The OpenTelemetry Collector is an optional proxy that receives, processes, and exports telemetry data. While the in-process exporter can transport the collected data directly toward the backend platform, the Collector gives the developer much greater flexibility, such as enabling various sampling strategies that might not be otherwise supported or exporting the data to multiple backends at once. The collector can also handle things like retries, batching, encryption, or even sensitive data filtering.
The Collector consists of three components: receivers, processors, and exporters.
- Receivers are used to obtain telemetry data and get it into the collector. The collector supports various receivers, covering many of the popular formats like Jaeger or Prometheus. It also supports the default OpenTelemetry Protocol (OTLP), which is an agnostic protocol that is designed to be flexible, reliable, and efficient.
- Processors allow us to manipulate the collected data by formatting, filtering, or otherwise enriching it before it gets transported to the export phase. The processors also support batching to compress the data better and reduce the number of outgoing connections needed for exporting it later.
- Exporters can transmit data to one or multiple back-end platforms or destinations such as console output or dumping data into a file. The main task of an exporter is to transform the data into the appropriate format and send it to the configured endpoints. This enables us to switch back-ends at any time without having to re-instrument the code.
While the Collector is completely optional and skipping it by sending the telemetry data directly to the back-end platform of choice is supported, the latter is not recommended for large-scale projects.

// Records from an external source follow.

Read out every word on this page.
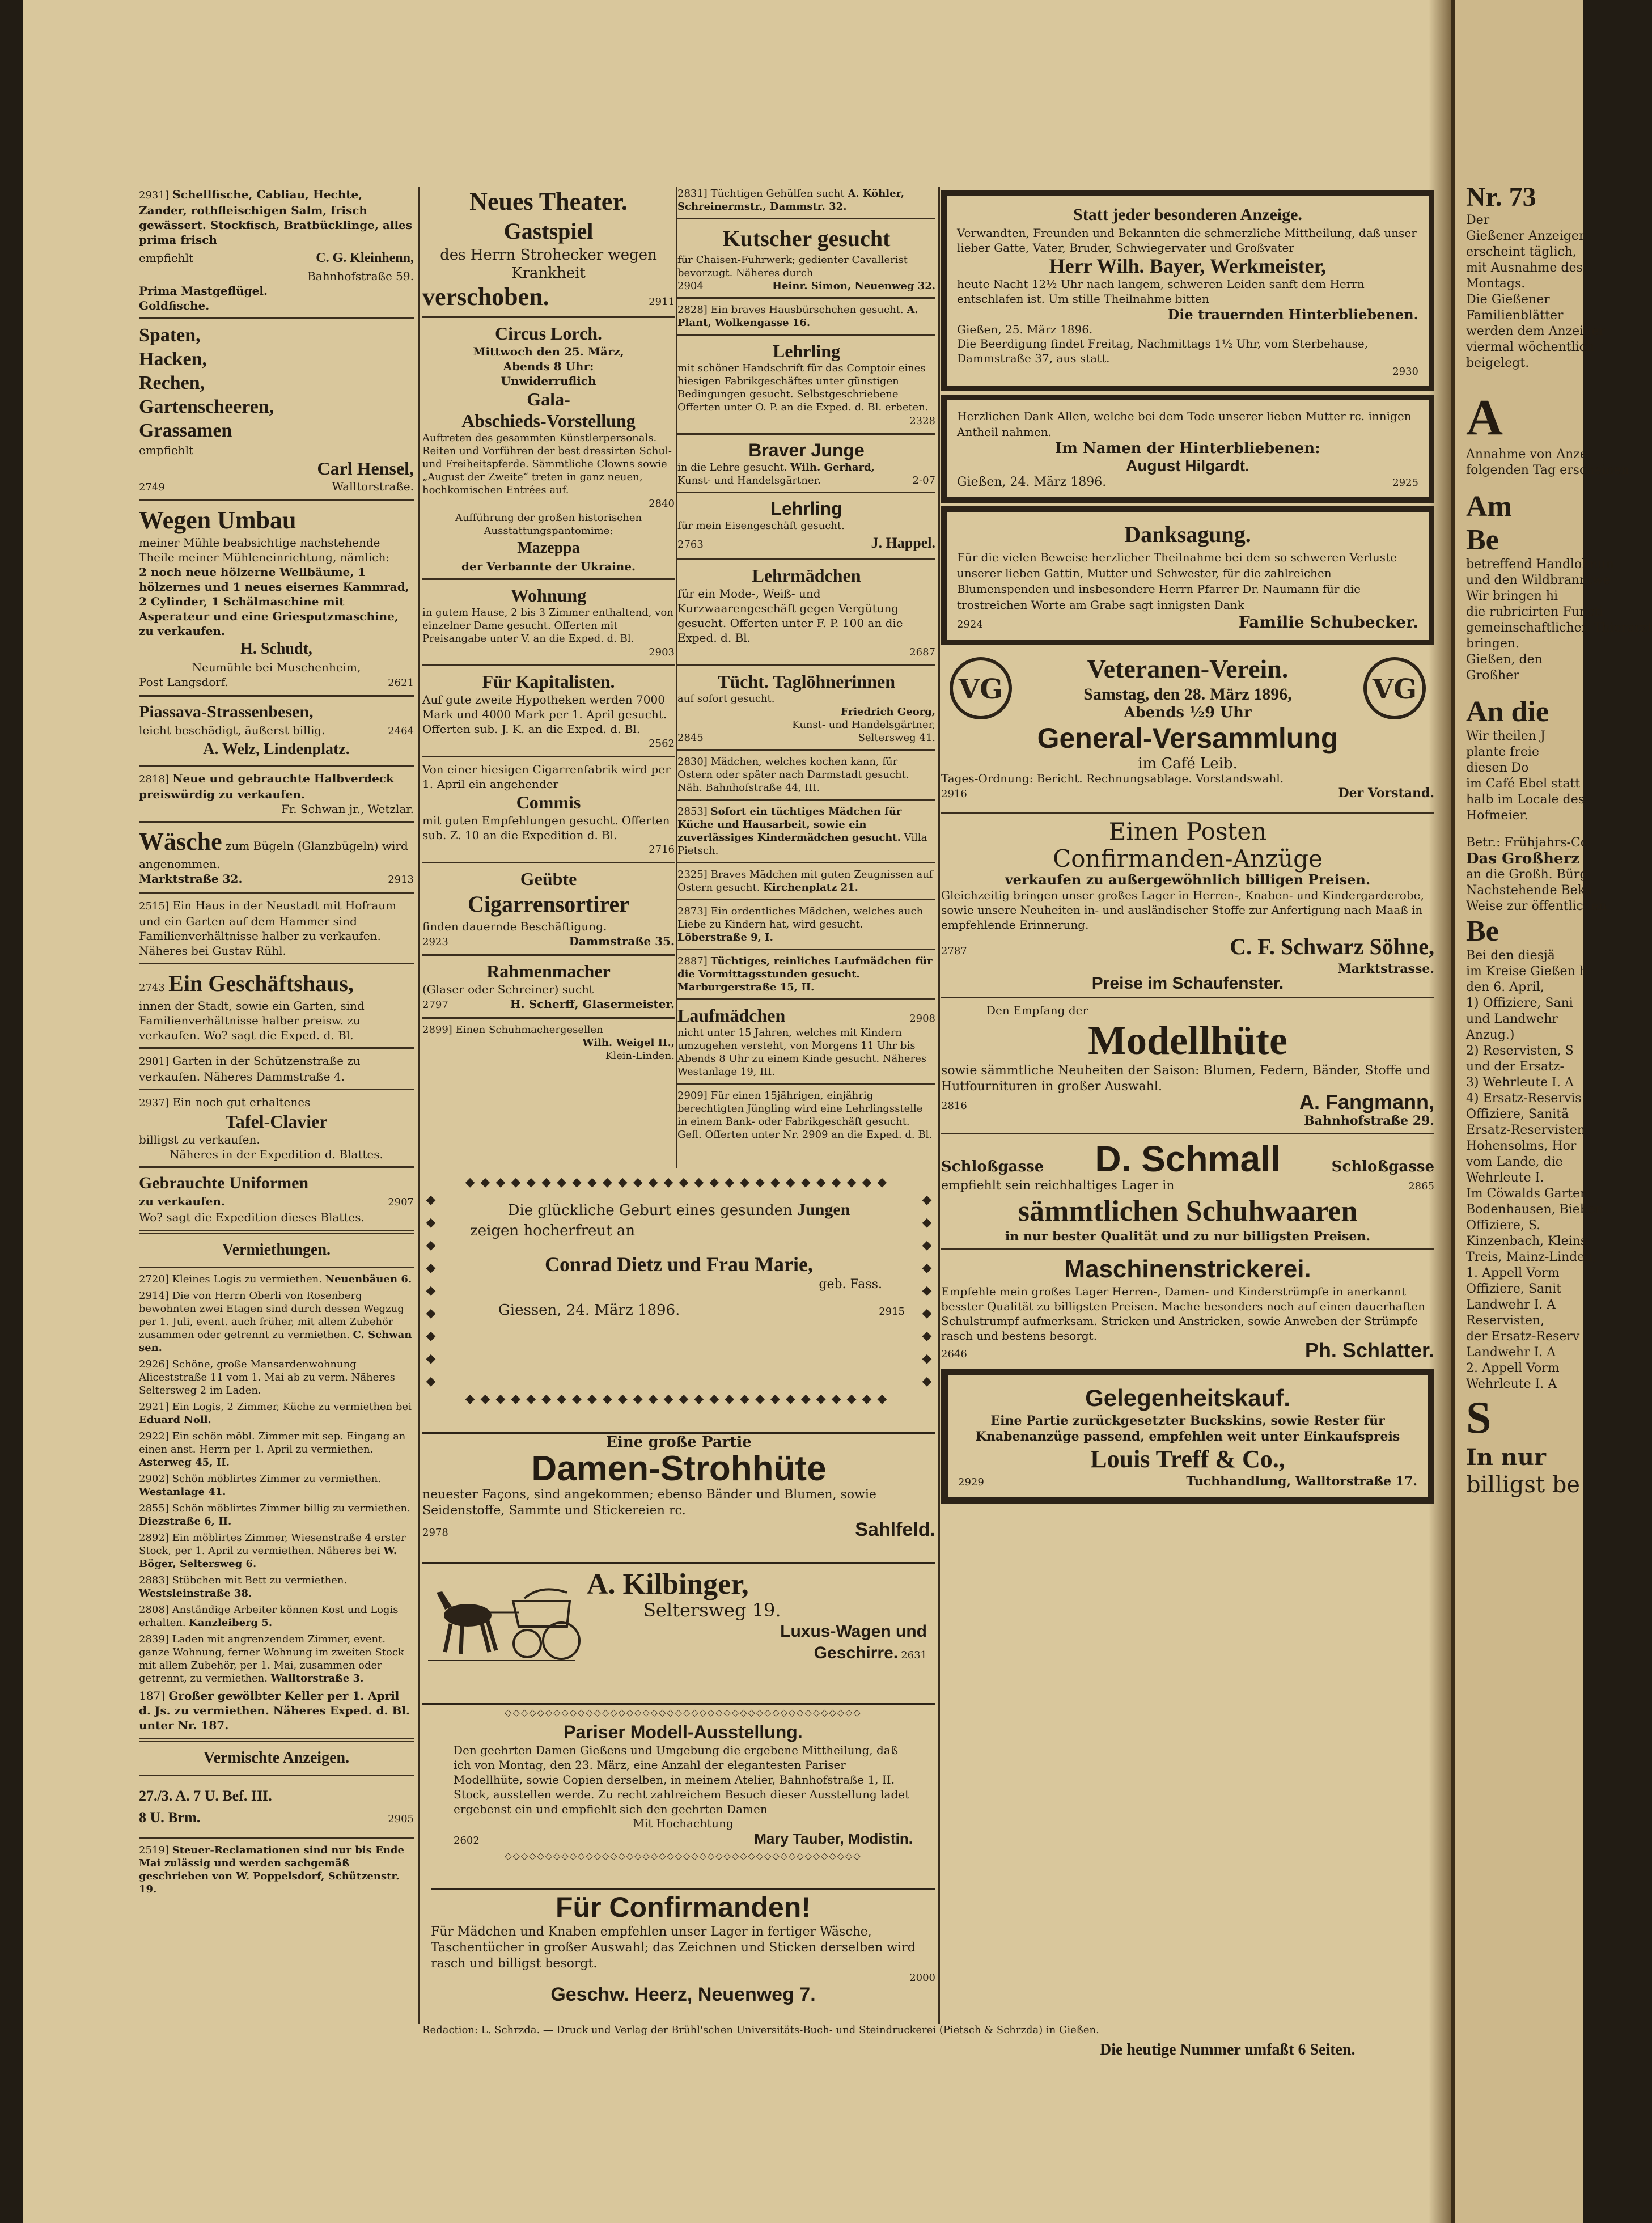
2931] Schellfische, Cabliau, Hechte, Zander, rothfleischigen Salm, frisch gewässert. Stockfisch, Bratbücklinge, alles prima frisch
empfiehlt	C. G. Kleinhenn,
Bahnhofstraße 59.
Prima Mastgeflügel.
Goldfische.
Spaten,
Hacken,
Rechen,
Gartenscheeren,
Grassamen
empfiehlt
Carl Hensel,
2749	Walltorstraße.
Wegen Umbau
meiner Mühle beabsichtige nachstehende Theile meiner Mühleneinrichtung, nämlich:
2 noch neue hölzerne Wellbäume, 1 hölzernes und 1 neues eisernes Kammrad, 2 Cylinder, 1 Schälmaschine mit Asperateur und eine Griesputzmaschine, zu verkaufen.
H. Schudt,
Neumühle bei Muschenheim,
Post Langsdorf.	2621
Piassava-Strassenbesen,
leicht beschädigt, äußerst billig.	2464
A. Welz, Lindenplatz.
2818] Neue und gebrauchte Halbverdeck preiswürdig zu verkaufen.
Fr. Schwan jr., Wetzlar.
Wäsche zum Bügeln (Glanzbügeln) wird angenommen.
Marktstraße 32.	2913
2515] Ein Haus in der Neustadt mit Hofraum und ein Garten auf dem Hammer sind Familienverhältnisse halber zu verkaufen. Näheres bei Gustav Rühl.
2743 Ein Geschäftshaus,
innen der Stadt, sowie ein Garten, sind Familienverhältnisse halber preisw. zu verkaufen. Wo? sagt die Exped. d. Bl.
2901] Garten in der Schützenstraße zu verkaufen. Näheres Dammstraße 4.
2937] Ein noch gut erhaltenes
Tafel-Clavier
billigst zu verkaufen.
Näheres in der Expedition d. Blattes.
Gebrauchte Uniformen
zu verkaufen.	2907
Wo? sagt die Expedition dieses Blattes.
Vermiethungen.
2720] Kleines Logis zu vermiethen. Neuenbäuen 6.
2914] Die von Herrn Oberli von Rosenberg bewohnten zwei Etagen sind durch dessen Wegzug per 1. Juli, event. auch früher, mit allem Zubehör zusammen oder getrennt zu vermiethen. C. Schwan sen.
2926] Schöne, große Mansardenwohnung Aliceststraße 11 vom 1. Mai ab zu verm. Näheres Seltersweg 2 im Laden.
2921] Ein Logis, 2 Zimmer, Küche zu vermiethen bei Eduard Noll.
2922] Ein schön möbl. Zimmer mit sep. Eingang an einen anst. Herrn per 1. April zu vermiethen. Asterweg 45, II.
2902] Schön möblirtes Zimmer zu vermiethen. Westanlage 41.
2855] Schön möblirtes Zimmer billig zu vermiethen. Diezstraße 6, II.
2892] Ein möblirtes Zimmer, Wiesenstraße 4 erster Stock, per 1. April zu vermiethen. Näheres bei W. Böger, Seltersweg 6.
2883] Stübchen mit Bett zu vermiethen. Westsleinstraße 38.
2808] Anständige Arbeiter können Kost und Logis erhalten. Kanzleiberg 5.
2839] Laden mit angrenzendem Zimmer, event. ganze Wohnung, ferner Wohnung im zweiten Stock mit allem Zubehör, per 1. Mai, zusammen oder getrennt, zu vermiethen. Walltorstraße 3.
187] Großer gewölbter Keller per 1. April d. Js. zu vermiethen. Näheres Exped. d. Bl. unter Nr. 187.
Vermischte Anzeigen.
27./3. A. 7 U. Bef. III.
8 U. Brm.	2905
2519] Steuer-Reclamationen sind nur bis Ende Mai zulässig und werden sachgemäß geschrieben von W. Poppelsdorf, Schützenstr. 19.
Neues Theater.
Gastspiel
des Herrn Strohecker wegen Krankheit
verschoben.	2911
Circus Lorch.
Mittwoch den 25. März,
Abends 8 Uhr:
Unwiderruflich
Gala-
Abschieds-Vorstellung
Auftreten des gesammten Künstlerpersonals. Reiten und Vorführen der best dressirten Schul- und Freiheitspferde. Sämmtliche Clowns sowie „August der Zweite“ treten in ganz neuen, hochkomischen Entrées auf.
2840
Aufführung der großen historischen Ausstattungspantomime:
Mazeppa
der Verbannte der Ukraine.
Wohnung
in gutem Hause, 2 bis 3 Zimmer enthaltend, von einzelner Dame gesucht. Offerten mit Preisangabe unter V. an die Exped. d. Bl.
2903
Für Kapitalisten.
Auf gute zweite Hypotheken werden 7000 Mark und 4000 Mark per 1. April gesucht. Offerten sub. J. K. an die Exped. d. Bl.
2562
Von einer hiesigen Cigarrenfabrik wird per 1. April ein angehender
Commis
mit guten Empfehlungen gesucht. Offerten sub. Z. 10 an die Expedition d. Bl.
2716
Geübte
Cigarrensortirer
finden dauernde Beschäftigung.
2923	Dammstraße 35.
Rahmenmacher
(Glaser oder Schreiner) sucht
2797	H. Scherff, Glasermeister.
2899] Einen Schuhmachergesellen
Wilh. Weigel II.,
Klein-Linden.
2831] Tüchtigen Gehülfen sucht A. Köhler, Schreinermstr., Dammstr. 32.
Kutscher gesucht
für Chaisen-Fuhrwerk; gedienter Cavallerist bevorzugt. Näheres durch
2904	Heinr. Simon, Neuenweg 32.
2828] Ein braves Hausbürschchen gesucht. A. Plant, Wolkengasse 16.
Lehrling
mit schöner Handschrift für das Comptoir eines hiesigen Fabrikgeschäftes unter günstigen Bedingungen gesucht. Selbstgeschriebene Offerten unter O. P. an die Exped. d. Bl. erbeten.
2328
Braver Junge
in die Lehre gesucht. Wilh. Gerhard,
Kunst- und Handelsgärtner.	2-07
Lehrling
für mein Eisengeschäft gesucht.
2763	J. Happel.
Lehrmädchen
für ein Mode-, Weiß- und Kurzwaarengeschäft gegen Vergütung gesucht. Offerten unter F. P. 100 an die Exped. d. Bl.
2687
Tücht. Taglöhnerinnen
auf sofort gesucht.
Friedrich Georg,
Kunst- und Handelsgärtner,
2845	Seltersweg 41.
2830] Mädchen, welches kochen kann, für Ostern oder später nach Darmstadt gesucht. Näh. Bahnhofstraße 44, III.
2853] Sofort ein tüchtiges Mädchen für Küche und Hausarbeit, sowie ein zuverlässiges Kindermädchen gesucht. Villa Pietsch.
2325] Braves Mädchen mit guten Zeugnissen auf Ostern gesucht. Kirchenplatz 21.
2873] Ein ordentliches Mädchen, welches auch Liebe zu Kindern hat, wird gesucht. Löberstraße 9, I.
2887] Tüchtiges, reinliches Laufmädchen für die Vormittagsstunden gesucht. Marburgerstraße 15, II.
Laufmädchen	2908
nicht unter 15 Jahren, welches mit Kindern umzugehen versteht, von Morgens 11 Uhr bis Abends 8 Uhr zu einem Kinde gesucht. Näheres Westanlage 19, III.
2909] Für einen 15jährigen, einjährig berechtigten Jüngling wird eine Lehrlingsstelle in einem Bank- oder Fabrikgeschäft gesucht. Gefl. Offerten unter Nr. 2909 an die Exped. d. Bl.
◆◆◆◆◆◆◆◆◆◆◆◆◆◆◆◆◆◆◆◆◆◆◆◆◆◆◆◆
◆ ◆ ◆ ◆ ◆ ◆ ◆ ◆ ◆
Die glückliche Geburt eines gesunden Jungen
zeigen hocherfreut an
Conrad Dietz und Frau Marie,
geb. Fass.
Giessen, 24. März 1896.	2915
◆ ◆ ◆ ◆ ◆ ◆ ◆ ◆ ◆
◆◆◆◆◆◆◆◆◆◆◆◆◆◆◆◆◆◆◆◆◆◆◆◆◆◆◆◆
Eine große Partie
Damen-Strohhüte
neuester Façons, sind angekommen; ebenso Bänder und Blumen, sowie Seidenstoffe, Sammte und Stickereien rc.
2978	Sahlfeld.
A. Kilbinger,
Seltersweg 19.
Luxus-Wagen und
Geschirre. 2631
◇◇◇◇◇◇◇◇◇◇◇◇◇◇◇◇◇◇◇◇◇◇◇◇◇◇◇◇◇◇◇◇◇◇◇◇◇◇◇◇◇◇◇◇
Pariser Modell-Ausstellung.
Den geehrten Damen Gießens und Umgebung die ergebene Mittheilung, daß ich von Montag, den 23. März, eine Anzahl der elegantesten Pariser Modellhüte, sowie Copien derselben, in meinem Atelier, Bahnhofstraße 1, II. Stock, ausstellen werde. Zu recht zahlreichem Besuch dieser Ausstellung ladet ergebenst ein und empfiehlt sich den geehrten Damen
Mit Hochachtung
2602	Mary Tauber, Modistin.
◇◇◇◇◇◇◇◇◇◇◇◇◇◇◇◇◇◇◇◇◇◇◇◇◇◇◇◇◇◇◇◇◇◇◇◇◇◇◇◇◇◇◇◇
Für Confirmanden!
Für Mädchen und Knaben empfehlen unser Lager in fertiger Wäsche, Taschentücher in großer Auswahl; das Zeichnen und Sticken derselben wird rasch und billigst besorgt.
2000
Geschw. Heerz, Neuenweg 7.
Statt jeder besonderen Anzeige.
Verwandten, Freunden und Bekannten die schmerzliche Mittheilung, daß unser lieber Gatte, Vater, Bruder, Schwiegervater und Großvater
Herr Wilh. Bayer, Werkmeister,
heute Nacht 12½ Uhr nach langem, schweren Leiden sanft dem Herrn entschlafen ist. Um stille Theilnahme bitten
Die trauernden Hinterbliebenen.
Gießen, 25. März 1896.
Die Beerdigung findet Freitag, Nachmittags 1½ Uhr, vom Sterbehause, Dammstraße 37, aus statt.
2930
Herzlichen Dank Allen, welche bei dem Tode unserer lieben Mutter rc. innigen Antheil nahmen.
Im Namen der Hinterbliebenen:
August Hilgardt.
Gießen, 24. März 1896.	2925
Danksagung.
Für die vielen Beweise herzlicher Theilnahme bei dem so schweren Verluste unserer lieben Gattin, Mutter und Schwester, für die zahlreichen Blumenspenden und insbesondere Herrn Pfarrer Dr. Naumann für die trostreichen Worte am Grabe sagt innigsten Dank
2924	Familie Schubecker.
VG	VG
Veteranen-Verein.
Samstag, den 28. März 1896,
Abends ½9 Uhr
General-Versammlung
im Café Leib.
Tages-Ordnung: Bericht. Rechnungsablage. Vorstandswahl.
2916	Der Vorstand.
Einen Posten
Confirmanden-Anzüge
verkaufen zu außergewöhnlich billigen Preisen.
Gleichzeitig bringen unser großes Lager in Herren-, Knaben- und Kindergarderobe, sowie unsere Neuheiten in- und ausländischer Stoffe zur Anfertigung nach Maaß in empfehlende Erinnerung.
2787	C. F. Schwarz Söhne,
Marktstrasse.
Preise im Schaufenster.
Den Empfang der
Modellhüte
sowie sämmtliche Neuheiten der Saison: Blumen, Federn, Bänder, Stoffe und Hutfournituren in großer Auswahl.
2816	A. Fangmann,
Bahnhofstraße 29.
Schloßgasse D. Schmall	Schloßgasse
empfiehlt sein reichhaltiges Lager in	2865
sämmtlichen Schuhwaaren
in nur bester Qualität und zu nur billigsten Preisen.
Maschinenstrickerei.
Empfehle mein großes Lager Herren-, Damen- und Kinderstrümpfe in anerkannt besster Qualität zu billigsten Preisen. Mache besonders noch auf einen dauerhaften Schulstrumpf aufmerksam. Stricken und Anstricken, sowie Anweben der Strümpfe rasch und bestens besorgt.
2646	Ph. Schlatter.
Gelegenheitskauf.
Eine Partie zurückgesetzter Buckskins, sowie Rester für Knabenanzüge passend, empfehlen weit unter Einkaufspreis
Louis Treff & Co.,
2929	Tuchhandlung, Walltorstraße 17.
Redaction: L. Schrzda. — Druck und Verlag der Brühl'schen Universitäts-Buch- und Steindruckerei (Pietsch & Schrzda) in Gießen.
Die heutige Nummer umfaßt 6 Seiten.
Nr. 73
Der
Gießener Anzeiger
erscheint täglich,
mit Ausnahme des
Montags.
Die Gießener
Familienblätter
werden dem Anzeiger
viermal wöchentlich
beigelegt.
A
Annahme von Anzei
folgenden Tag erscheinen
Am
Be
betreffend Handlohnun
und den Wildbranntwe
Wir bringen hi
die rubricirten Functi
gemeinschaftlichen Thierarzt
bringen.
Gießen, den
Großher
An die
Wir theilen J
plante freie
diesen Do
im Café Ebel statt
halb im Locale des
Hofmeier.
Betr.: Frühjahrs-Co
Das Großherz
an die Großh. Bürg
Nachstehende Beka
Weise zur öffentlichen
Be
Bei den diesjä
im Kreise Gießen h
den 6. April,
1) Offiziere, Sani
und Landwehr
Anzug.)
2) Reservisten, S
und der Ersatz-
3) Wehrleute I. A
4) Ersatz-Reservis
Offiziere, Sanitä
Ersatz-Reservisten
Hohensolms, Hor
vom Lande, die
Wehrleute I.
Im Cöwalds Garten
Bodenhausen, Bieben
Offiziere, S.
Kinzenbach, Kleins
Treis, Mainz-Linden,
1. Appell Vorm
Offiziere, Sanit
Landwehr I. A
Reservisten,
der Ersatz-Reserv
Landwehr I. A
2. Appell Vorm
Wehrleute I. A
S
In nur
billigst be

The Collector can be deployed separately from the application and this is the way it can offload the responsibility of managing the telemetry data, thereby making the whole system much more efficient, not to mention missing all the neat possibilities for data manipulation that the Collector offers.
Why Cloud is Crucial to Leveraging Telemetry
Currently, not all telemetry data is captured due to storage space constraints. Saving all the data would be unfeasible, and most systems have a limited capacity to store only a few weeks or days of telemetry. To alleviate this issue, the data is often sliced into time series, but the storage burden remains significant, necessitating the eventual deletion of older data to make room for new, more pertinent information.
This is why advanced analytics services are commonly hosted in public cloud platforms. The immense storage and computing capacity, coupled with machine learning, provide the technological underpinnings necessary to collect, store, and process vast amounts of telemetry. Through collecting telemetry from various points along the data path, a comprehensive data set can be obtained, leading to valuable insights for organizations. With these insights, patterns, and relationships between seemingly disparate data points can be discovered, leading to improved business performance and customer experience. Therefore, it is essential to emit as much telemetry as possible from various points along the data path, enabling the system to search for patterns and relationships that can uncover actionable insights.
All in all, OpenTelemetry is a great way to standardize and make your observability solution much more sustainable, efficient, and flexible in the long run. The large community is making significant progress towards maturing the project and it is already being adopted by all sorts of large-scale organizations.